Ben is supposed to meet his vendor during a business trip at some odd mountain top hotel. As Ben arrives first, he’s game to explore the terrain surrounding the inn. And indeed, there is a defined path that seems tailor-made for a woodsy stroll.
Ben’s hiking bliss does not last. And in the next few days (years) of his life, it will seem that Ben’s every nightmare and bad memory manifest themselves into things more horrific to be imagined. He tangles with homicidal dog-faced men, a man-hungry giant (literally), and all other sorts of creatures that seem determined to steal his very being. Ben also meets help along the way, including a vaguely familiar older woman who gives Ben some valuable seeds, and a talking crab who adds some comic relief along the way.

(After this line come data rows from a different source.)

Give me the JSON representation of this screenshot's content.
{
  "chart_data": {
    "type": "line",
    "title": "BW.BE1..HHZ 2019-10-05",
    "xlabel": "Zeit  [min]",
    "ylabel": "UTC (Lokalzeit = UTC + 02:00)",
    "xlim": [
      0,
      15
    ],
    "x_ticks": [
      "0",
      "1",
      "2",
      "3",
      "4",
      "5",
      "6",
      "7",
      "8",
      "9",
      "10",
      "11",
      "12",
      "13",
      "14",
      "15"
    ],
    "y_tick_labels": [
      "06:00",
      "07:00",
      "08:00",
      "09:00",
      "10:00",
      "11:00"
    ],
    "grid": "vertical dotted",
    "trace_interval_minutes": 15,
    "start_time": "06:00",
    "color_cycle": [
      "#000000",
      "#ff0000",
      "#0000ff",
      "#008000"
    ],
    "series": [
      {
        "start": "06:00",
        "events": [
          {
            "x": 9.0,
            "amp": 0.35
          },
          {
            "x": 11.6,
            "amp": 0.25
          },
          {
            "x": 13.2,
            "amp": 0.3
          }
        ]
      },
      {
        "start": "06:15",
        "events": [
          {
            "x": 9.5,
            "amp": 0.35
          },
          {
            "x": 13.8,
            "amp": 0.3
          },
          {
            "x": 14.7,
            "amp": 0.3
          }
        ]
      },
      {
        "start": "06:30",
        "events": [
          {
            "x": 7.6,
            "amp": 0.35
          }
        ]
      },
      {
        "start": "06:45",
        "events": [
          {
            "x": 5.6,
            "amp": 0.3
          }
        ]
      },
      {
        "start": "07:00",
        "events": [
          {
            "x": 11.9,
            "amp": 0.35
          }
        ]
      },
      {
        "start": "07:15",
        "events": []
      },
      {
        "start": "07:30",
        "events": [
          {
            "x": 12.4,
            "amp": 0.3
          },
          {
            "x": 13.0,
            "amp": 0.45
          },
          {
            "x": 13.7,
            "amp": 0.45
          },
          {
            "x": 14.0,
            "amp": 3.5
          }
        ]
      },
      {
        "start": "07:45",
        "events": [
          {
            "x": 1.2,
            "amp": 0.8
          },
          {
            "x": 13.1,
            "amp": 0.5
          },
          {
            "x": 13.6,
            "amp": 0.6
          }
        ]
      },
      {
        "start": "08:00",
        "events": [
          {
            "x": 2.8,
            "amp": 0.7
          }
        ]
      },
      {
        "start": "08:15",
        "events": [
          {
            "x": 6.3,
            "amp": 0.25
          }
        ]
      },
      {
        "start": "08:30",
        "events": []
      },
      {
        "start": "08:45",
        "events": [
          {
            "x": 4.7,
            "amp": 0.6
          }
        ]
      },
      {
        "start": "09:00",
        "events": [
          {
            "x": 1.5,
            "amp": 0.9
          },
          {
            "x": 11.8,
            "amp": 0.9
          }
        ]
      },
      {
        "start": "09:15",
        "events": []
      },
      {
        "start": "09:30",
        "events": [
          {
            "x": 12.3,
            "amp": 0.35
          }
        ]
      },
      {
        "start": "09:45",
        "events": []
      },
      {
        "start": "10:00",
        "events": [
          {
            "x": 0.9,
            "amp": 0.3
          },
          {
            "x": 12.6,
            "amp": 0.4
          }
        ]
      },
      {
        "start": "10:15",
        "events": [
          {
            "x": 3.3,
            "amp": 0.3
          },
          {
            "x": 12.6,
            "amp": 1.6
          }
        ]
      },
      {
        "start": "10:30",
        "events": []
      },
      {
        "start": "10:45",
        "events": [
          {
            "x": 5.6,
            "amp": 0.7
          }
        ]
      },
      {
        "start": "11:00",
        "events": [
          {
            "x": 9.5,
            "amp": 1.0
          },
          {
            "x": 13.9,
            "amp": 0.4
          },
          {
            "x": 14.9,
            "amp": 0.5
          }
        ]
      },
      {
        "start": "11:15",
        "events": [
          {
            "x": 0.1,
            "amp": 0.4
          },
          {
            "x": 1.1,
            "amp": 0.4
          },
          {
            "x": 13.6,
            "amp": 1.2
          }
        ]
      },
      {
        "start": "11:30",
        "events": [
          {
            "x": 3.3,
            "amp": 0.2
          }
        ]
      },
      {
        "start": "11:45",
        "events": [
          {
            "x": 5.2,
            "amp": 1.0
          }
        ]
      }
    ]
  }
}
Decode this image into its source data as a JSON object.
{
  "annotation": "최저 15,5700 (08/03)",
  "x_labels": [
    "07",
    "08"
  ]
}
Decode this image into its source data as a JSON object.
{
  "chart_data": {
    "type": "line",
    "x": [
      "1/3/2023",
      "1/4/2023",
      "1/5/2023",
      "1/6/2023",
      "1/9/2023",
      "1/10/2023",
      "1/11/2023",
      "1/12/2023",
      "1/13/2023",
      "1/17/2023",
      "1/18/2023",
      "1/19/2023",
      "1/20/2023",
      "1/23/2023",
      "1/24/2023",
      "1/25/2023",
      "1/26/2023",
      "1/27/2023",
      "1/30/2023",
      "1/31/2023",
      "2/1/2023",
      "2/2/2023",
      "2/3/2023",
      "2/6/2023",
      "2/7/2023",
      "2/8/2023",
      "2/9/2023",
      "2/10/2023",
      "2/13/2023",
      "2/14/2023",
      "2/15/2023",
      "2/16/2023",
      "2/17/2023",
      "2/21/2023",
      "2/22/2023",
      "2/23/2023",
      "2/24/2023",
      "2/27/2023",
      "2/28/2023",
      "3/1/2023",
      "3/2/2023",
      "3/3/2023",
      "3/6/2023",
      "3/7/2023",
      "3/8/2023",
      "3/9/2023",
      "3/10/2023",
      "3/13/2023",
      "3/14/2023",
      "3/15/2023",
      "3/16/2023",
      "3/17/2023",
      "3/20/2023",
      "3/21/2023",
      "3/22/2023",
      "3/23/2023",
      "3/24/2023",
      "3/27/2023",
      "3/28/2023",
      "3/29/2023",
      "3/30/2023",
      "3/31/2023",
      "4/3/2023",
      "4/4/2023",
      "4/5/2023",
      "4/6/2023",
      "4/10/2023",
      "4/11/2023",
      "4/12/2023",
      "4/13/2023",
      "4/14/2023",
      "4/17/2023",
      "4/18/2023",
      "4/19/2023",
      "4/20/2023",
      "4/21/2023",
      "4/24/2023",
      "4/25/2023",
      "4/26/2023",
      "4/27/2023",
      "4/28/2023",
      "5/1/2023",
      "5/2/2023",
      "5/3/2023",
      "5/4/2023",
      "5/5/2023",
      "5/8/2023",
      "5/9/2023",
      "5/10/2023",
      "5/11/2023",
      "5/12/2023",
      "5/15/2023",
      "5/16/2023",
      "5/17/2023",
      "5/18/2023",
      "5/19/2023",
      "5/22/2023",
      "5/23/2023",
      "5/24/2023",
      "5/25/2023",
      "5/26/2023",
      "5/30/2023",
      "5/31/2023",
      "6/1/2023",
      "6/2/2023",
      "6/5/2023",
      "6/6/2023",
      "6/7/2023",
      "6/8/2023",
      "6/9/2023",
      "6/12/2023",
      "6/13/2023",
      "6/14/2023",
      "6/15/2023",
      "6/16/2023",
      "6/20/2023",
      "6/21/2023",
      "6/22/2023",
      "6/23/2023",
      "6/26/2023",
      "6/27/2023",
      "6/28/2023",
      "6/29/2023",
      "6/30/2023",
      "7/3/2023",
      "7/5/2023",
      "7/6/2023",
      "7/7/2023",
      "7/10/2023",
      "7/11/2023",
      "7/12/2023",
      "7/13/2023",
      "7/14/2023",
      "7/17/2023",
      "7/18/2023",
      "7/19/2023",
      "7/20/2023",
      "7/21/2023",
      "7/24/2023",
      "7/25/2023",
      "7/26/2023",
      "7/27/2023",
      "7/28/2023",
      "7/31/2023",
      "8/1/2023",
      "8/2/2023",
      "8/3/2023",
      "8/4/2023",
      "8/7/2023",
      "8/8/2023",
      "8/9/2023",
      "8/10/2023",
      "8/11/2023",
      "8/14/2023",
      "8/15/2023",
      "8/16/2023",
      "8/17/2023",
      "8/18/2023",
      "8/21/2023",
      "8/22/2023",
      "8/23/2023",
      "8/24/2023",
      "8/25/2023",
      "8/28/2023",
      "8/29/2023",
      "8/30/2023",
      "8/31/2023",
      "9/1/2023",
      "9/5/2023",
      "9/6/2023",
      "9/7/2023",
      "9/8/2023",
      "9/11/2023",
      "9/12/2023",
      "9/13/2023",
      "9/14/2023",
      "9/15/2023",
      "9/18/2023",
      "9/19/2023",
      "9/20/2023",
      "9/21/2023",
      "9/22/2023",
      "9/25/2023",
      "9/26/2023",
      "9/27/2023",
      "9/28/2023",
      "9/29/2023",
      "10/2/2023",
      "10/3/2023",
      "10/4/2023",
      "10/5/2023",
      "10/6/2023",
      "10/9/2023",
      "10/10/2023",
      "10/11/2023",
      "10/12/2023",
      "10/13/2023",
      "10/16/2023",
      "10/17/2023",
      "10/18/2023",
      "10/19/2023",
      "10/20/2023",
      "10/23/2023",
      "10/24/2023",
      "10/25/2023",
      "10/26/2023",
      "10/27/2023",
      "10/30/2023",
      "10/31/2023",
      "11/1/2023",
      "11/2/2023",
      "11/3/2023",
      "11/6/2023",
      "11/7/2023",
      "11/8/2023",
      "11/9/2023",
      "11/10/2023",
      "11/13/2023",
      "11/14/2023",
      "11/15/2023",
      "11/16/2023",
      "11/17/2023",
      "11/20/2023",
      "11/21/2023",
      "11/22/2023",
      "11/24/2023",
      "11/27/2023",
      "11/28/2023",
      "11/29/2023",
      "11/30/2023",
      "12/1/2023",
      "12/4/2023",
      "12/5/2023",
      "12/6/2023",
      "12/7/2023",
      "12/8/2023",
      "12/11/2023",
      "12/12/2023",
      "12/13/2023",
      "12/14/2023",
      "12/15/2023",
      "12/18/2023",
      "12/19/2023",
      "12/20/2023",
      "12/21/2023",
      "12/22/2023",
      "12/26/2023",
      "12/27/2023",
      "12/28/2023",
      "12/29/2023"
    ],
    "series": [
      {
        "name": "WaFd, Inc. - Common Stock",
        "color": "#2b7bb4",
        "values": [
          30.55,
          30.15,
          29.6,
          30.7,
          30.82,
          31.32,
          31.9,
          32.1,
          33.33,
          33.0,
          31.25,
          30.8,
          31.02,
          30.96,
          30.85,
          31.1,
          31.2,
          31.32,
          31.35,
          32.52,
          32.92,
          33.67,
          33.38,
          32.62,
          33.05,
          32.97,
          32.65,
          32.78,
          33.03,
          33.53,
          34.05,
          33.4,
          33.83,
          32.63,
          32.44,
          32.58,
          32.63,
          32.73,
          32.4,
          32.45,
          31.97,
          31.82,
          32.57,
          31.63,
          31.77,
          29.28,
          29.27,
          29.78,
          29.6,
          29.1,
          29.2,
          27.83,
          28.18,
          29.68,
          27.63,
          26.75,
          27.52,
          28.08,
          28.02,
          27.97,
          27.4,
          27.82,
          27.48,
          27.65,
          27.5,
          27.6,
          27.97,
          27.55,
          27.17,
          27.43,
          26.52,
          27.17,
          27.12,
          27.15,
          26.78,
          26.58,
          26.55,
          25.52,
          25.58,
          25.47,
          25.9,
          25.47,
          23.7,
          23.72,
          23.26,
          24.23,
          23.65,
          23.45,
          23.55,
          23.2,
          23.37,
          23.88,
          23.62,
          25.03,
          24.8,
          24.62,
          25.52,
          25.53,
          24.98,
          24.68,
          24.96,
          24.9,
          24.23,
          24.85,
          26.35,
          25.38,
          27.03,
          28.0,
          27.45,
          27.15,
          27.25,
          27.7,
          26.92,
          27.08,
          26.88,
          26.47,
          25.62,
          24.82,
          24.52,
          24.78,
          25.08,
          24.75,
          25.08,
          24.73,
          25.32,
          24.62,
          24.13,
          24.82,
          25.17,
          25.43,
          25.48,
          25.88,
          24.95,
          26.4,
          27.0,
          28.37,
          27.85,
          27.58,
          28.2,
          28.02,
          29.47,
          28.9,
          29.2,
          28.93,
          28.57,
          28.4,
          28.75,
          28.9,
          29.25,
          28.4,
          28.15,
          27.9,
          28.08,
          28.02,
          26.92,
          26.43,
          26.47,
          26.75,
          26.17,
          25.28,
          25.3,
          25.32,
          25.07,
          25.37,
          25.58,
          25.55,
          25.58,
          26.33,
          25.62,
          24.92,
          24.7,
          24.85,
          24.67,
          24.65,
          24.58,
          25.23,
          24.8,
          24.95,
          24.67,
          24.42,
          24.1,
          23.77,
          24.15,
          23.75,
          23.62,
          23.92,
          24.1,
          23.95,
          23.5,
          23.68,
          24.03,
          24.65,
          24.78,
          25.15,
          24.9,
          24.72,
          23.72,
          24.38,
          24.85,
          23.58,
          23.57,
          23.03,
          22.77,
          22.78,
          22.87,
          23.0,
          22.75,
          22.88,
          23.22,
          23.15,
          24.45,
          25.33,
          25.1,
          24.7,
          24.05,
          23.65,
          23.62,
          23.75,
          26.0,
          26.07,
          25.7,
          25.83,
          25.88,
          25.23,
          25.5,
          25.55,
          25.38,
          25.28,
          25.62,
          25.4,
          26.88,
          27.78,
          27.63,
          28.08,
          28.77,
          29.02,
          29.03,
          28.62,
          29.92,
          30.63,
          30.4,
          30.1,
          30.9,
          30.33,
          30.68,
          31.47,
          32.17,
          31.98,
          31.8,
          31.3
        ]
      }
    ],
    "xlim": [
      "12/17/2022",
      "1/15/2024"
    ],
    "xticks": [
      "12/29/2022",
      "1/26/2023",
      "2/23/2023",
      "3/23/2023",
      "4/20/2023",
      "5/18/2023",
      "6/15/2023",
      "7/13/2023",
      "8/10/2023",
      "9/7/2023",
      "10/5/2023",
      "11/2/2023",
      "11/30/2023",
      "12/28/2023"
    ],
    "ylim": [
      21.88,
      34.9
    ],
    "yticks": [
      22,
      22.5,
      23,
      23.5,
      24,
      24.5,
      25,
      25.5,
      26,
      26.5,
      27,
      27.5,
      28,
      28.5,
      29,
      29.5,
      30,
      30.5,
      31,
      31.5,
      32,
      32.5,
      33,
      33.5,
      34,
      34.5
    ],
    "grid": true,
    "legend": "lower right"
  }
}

Ben learns, and often the hard way, that remaining on the path is crucial to his survival, and return to his real life. It’s tough to adhere to a path that cuts through ocean and terrain alike, but Ben manages, even though he bungles along through most of his travail.
The Hike is a modern-day fairy tale, a hero’s journey of sorts, a Bildungsroman of a grown man who badly needs to let go of the horrors of childhood. The book is by turns horrific and whimsical. Ben is a believable Everyman, an average Joe that you will cheer on even when he’s being an idiot.
I started this one after plowing through a shorter book that I didn’t like. The Hike was a much, much better choice.
Pair this one with John Connolly’s The Book of Lost Things, another good book brimming with fantastical, scary, and humorous elements.